5Anthiame et Marie partent pour leur pèlerinage, mais à la suite de diverses tribulations, les voilà séparés, lui captif du soudan d’Acre, elle servante de l’impératrice de Constantinople à qui elle cache sa véritable identité. Pendant ce temps le comte de Limoges s’est emparé de Clermont : la nourrice d’Amile s’enfuit avec le nouveau né, et le sénéchal avec son fils. Pour subvenir à ses besoins, la nourrice se met à mendier, y prend goût et amasse ainsi de confortables économies ; l’enfant au contraire, qu’elle fait passer pour le sien, a cette activité en horreur. Henri s’est de son côté rendu à Langres, chez son oncle Richier, sénéchal du duc de Bourgogne, lequel est proche parent du comte de Limoges. Richier accepte de garder Ami, mais refuse d’héberger le père, qui se retrouve à son tour prisonnier à Acre après être passé à Constantinople et y avoir retrouvé la comtesse Marie.

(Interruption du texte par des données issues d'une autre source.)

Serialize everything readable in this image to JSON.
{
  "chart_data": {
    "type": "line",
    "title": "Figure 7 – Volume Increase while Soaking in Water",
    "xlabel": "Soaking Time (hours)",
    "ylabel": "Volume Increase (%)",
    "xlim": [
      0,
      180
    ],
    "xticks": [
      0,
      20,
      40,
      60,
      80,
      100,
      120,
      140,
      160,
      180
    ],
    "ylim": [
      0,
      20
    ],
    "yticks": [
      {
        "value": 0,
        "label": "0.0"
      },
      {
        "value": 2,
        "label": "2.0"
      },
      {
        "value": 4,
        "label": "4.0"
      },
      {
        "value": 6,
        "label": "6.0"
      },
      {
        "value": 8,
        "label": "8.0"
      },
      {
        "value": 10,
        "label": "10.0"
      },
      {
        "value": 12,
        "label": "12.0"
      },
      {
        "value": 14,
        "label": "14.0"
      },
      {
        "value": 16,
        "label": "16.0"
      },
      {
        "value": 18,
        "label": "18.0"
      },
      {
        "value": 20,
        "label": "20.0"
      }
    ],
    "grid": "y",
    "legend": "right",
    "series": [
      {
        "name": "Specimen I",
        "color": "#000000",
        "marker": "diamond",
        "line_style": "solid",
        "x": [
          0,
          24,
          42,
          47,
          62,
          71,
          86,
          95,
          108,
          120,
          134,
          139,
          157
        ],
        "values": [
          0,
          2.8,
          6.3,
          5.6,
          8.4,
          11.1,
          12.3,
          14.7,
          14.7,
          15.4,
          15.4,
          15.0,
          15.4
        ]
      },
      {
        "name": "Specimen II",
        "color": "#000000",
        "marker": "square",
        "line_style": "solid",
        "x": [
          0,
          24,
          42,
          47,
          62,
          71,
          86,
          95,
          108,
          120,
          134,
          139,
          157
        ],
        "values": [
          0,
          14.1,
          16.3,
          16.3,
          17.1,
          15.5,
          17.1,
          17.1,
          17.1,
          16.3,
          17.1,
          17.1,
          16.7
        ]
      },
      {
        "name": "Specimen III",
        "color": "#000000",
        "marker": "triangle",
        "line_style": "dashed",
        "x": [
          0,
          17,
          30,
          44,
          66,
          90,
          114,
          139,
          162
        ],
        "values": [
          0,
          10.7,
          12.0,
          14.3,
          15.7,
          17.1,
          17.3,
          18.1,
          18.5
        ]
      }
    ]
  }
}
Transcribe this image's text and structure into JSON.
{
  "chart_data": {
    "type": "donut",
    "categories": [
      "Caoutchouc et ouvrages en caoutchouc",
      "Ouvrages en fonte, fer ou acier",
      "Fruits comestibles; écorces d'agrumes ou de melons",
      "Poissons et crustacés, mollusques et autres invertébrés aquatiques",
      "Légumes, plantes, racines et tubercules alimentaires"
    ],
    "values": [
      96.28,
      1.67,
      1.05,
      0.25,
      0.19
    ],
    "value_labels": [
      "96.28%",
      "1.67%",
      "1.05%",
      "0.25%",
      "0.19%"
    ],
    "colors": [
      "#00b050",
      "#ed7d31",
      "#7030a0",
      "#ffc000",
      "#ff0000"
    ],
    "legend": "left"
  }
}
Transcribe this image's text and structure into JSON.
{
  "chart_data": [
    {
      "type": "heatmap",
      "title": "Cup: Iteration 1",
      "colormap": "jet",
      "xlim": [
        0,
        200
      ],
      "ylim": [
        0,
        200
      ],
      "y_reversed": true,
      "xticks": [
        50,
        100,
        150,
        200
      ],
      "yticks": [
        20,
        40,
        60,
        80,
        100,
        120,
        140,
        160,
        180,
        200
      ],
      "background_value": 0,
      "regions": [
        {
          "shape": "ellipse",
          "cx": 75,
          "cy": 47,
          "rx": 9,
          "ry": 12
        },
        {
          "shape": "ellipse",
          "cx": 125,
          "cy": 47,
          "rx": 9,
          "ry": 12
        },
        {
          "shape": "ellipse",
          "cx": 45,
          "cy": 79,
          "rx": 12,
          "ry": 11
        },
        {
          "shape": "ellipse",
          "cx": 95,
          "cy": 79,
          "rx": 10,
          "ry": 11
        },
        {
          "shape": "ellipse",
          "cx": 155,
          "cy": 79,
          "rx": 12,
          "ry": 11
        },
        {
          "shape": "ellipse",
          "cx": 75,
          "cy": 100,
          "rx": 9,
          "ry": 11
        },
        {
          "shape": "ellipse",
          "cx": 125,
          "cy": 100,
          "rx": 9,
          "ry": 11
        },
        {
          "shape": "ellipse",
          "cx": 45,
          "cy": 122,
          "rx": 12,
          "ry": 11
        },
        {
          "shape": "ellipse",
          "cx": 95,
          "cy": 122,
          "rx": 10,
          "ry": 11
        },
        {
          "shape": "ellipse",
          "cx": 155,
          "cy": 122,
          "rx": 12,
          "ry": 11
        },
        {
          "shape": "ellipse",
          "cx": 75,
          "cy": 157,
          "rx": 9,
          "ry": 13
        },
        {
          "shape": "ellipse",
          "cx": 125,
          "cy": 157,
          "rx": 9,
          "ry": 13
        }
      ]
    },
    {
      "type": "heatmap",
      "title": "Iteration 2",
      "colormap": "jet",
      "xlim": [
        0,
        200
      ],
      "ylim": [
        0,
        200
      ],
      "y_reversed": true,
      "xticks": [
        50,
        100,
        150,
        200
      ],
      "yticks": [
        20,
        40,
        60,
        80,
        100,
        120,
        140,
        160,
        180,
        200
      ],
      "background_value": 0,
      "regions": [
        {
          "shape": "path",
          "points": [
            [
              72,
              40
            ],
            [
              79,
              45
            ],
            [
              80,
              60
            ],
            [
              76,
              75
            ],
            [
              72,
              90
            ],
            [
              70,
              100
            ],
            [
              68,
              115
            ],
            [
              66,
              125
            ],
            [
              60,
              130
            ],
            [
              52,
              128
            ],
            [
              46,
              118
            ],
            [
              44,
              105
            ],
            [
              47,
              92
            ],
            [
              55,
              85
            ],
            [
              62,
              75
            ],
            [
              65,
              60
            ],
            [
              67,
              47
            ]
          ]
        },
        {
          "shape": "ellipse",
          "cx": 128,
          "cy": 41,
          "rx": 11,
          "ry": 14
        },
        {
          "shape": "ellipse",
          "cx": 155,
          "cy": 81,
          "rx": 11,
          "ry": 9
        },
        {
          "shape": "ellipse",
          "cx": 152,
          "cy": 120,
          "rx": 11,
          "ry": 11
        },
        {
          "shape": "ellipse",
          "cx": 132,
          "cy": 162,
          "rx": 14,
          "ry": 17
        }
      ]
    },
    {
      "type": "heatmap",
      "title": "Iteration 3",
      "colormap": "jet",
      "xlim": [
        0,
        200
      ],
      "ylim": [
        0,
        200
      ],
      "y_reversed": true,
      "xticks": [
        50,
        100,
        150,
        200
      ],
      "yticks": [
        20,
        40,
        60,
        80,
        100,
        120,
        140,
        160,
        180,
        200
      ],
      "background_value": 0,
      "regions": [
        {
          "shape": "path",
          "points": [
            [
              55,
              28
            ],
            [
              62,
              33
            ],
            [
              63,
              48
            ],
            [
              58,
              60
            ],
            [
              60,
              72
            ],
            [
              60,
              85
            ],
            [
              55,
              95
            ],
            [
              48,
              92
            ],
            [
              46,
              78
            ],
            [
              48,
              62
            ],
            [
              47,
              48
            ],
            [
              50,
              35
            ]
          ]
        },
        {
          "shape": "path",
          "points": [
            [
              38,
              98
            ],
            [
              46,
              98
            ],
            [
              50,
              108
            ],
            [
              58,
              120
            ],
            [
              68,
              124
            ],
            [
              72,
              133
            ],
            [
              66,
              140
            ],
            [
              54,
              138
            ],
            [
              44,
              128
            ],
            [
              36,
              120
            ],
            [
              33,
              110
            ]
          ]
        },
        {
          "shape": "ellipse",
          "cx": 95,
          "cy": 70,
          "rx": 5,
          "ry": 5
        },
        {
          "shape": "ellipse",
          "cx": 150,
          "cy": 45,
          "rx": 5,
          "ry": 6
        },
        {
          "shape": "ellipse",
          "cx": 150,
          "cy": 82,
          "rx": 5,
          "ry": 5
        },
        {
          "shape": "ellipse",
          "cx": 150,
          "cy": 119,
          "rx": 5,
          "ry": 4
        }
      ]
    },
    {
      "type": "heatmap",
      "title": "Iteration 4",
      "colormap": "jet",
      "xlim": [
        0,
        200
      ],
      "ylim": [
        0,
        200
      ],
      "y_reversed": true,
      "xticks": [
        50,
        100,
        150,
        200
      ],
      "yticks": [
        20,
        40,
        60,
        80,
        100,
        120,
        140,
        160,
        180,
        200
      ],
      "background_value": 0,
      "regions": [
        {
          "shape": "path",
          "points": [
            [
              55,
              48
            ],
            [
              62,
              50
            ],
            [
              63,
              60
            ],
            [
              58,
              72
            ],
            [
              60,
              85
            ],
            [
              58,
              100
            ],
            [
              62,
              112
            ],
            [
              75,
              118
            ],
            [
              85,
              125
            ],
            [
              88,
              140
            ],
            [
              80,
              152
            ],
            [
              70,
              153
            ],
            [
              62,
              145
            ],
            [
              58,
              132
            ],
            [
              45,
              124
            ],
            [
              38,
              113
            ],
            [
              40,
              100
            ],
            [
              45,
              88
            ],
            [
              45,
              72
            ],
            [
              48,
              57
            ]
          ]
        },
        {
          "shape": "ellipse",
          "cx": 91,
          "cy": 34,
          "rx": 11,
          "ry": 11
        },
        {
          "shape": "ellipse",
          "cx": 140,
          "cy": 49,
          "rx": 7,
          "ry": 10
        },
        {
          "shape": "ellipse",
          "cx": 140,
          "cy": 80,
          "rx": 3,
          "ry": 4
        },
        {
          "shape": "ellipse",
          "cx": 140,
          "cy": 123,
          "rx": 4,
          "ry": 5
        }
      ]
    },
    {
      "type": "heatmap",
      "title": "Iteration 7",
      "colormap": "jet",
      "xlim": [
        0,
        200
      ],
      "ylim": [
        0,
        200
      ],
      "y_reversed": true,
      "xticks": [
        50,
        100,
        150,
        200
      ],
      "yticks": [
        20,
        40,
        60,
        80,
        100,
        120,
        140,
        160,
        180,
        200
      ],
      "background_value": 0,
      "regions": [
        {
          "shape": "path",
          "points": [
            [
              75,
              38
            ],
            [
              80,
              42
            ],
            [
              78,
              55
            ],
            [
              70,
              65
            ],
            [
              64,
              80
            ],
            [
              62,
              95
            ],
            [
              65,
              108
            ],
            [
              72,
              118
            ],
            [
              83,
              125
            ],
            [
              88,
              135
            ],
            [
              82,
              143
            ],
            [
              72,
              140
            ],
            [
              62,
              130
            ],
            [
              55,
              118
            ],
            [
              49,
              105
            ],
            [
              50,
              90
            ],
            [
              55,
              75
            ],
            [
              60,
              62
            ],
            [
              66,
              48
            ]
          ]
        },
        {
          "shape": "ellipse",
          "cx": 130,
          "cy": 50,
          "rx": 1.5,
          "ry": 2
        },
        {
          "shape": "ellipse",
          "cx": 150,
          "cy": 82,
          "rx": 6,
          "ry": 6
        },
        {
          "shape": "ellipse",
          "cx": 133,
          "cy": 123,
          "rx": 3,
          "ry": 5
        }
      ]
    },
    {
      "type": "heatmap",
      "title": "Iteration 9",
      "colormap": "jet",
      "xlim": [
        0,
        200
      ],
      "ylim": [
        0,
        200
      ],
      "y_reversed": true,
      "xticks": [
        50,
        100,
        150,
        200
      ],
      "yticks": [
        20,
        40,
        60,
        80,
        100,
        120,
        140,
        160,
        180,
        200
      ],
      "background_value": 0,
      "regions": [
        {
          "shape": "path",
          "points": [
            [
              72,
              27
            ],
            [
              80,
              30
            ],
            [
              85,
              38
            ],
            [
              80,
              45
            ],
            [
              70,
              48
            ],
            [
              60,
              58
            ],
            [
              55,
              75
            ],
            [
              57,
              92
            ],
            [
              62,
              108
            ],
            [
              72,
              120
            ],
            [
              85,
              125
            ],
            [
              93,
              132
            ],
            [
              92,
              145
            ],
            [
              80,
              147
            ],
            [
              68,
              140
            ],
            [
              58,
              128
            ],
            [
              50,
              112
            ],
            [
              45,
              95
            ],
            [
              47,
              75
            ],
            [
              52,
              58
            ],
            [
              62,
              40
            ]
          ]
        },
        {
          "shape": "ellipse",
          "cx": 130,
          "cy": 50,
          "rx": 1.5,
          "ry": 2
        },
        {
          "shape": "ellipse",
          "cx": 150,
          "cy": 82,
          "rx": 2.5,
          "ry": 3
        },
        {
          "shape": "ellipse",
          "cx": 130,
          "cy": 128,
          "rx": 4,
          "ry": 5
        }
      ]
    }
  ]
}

6Seize ans ont passé. Amile est un fort beau garçon, de noble allure, plein d’intérêt pour les jeunes filles et les beaux vêtements ; il met la main sur le magot de celle qu’il croit sa mère et s’enfuit, décidé à se payer un équipement militaire et à en faire usage à l’occasion du premier combat auquel il pourra participer. Il arrive à Langres où il rencontre Ami : aussitôt se noue entre eux une amitié indéfectible. Or Ami et Flore, la fille du duc de Bourgogne, sont amoureux l’un de l’autre, mais c’est au soupirant d’accomplir le premier pas et Ami n’ose pas se déclarer. Il demande alors à son compagnon de se substituer à lui pour faire sa déclaration en échangeant leurs vêtements. Amile obtient pour lui un rendez-vous, mais l’invite fortement à ne plus recourir à son intermédiaire :
« Car la haulte pucelle, au tallent que elle a,
Niche sera ly homs quy ne le baisera.
Mais aveucques le pain, au matin quant on l’a,
Prent on bien du fronmage. » (f° 22 r°)
7Cependant la nourrice arrive à Langres où elle accuse Ami de l’avoir volée. Survient Amile : on s’explique ; sa véritable identité est révélée, et il est jeté en prison. Flore et Ami le font évader, mais la jeune fille est prise par son père, qui l’enferme à son tour dans un cachot dont il jette la clef à la rivière. Ami et Amile s’enfuient et arrivent incognito à Constantinople. Or la ville est attaquée par le soudan d’Acre, qui veut ainsi obtenir la main de Sadoine, la fille de l’impératrice. À peine les deux fugitifs sont-ils arrivés qu’Amile et Sadoine s’éprennent l’un de l’autre. La nature suscite aussi pour lui un tendre mais chaste sentiment de la part de Marie. Après diverses péripéties, Amile parvient à mettre les Sarrasins en fuite, et obtient la main de Sadoine. C’est seulement alors qu’il révèle sa véritable identité.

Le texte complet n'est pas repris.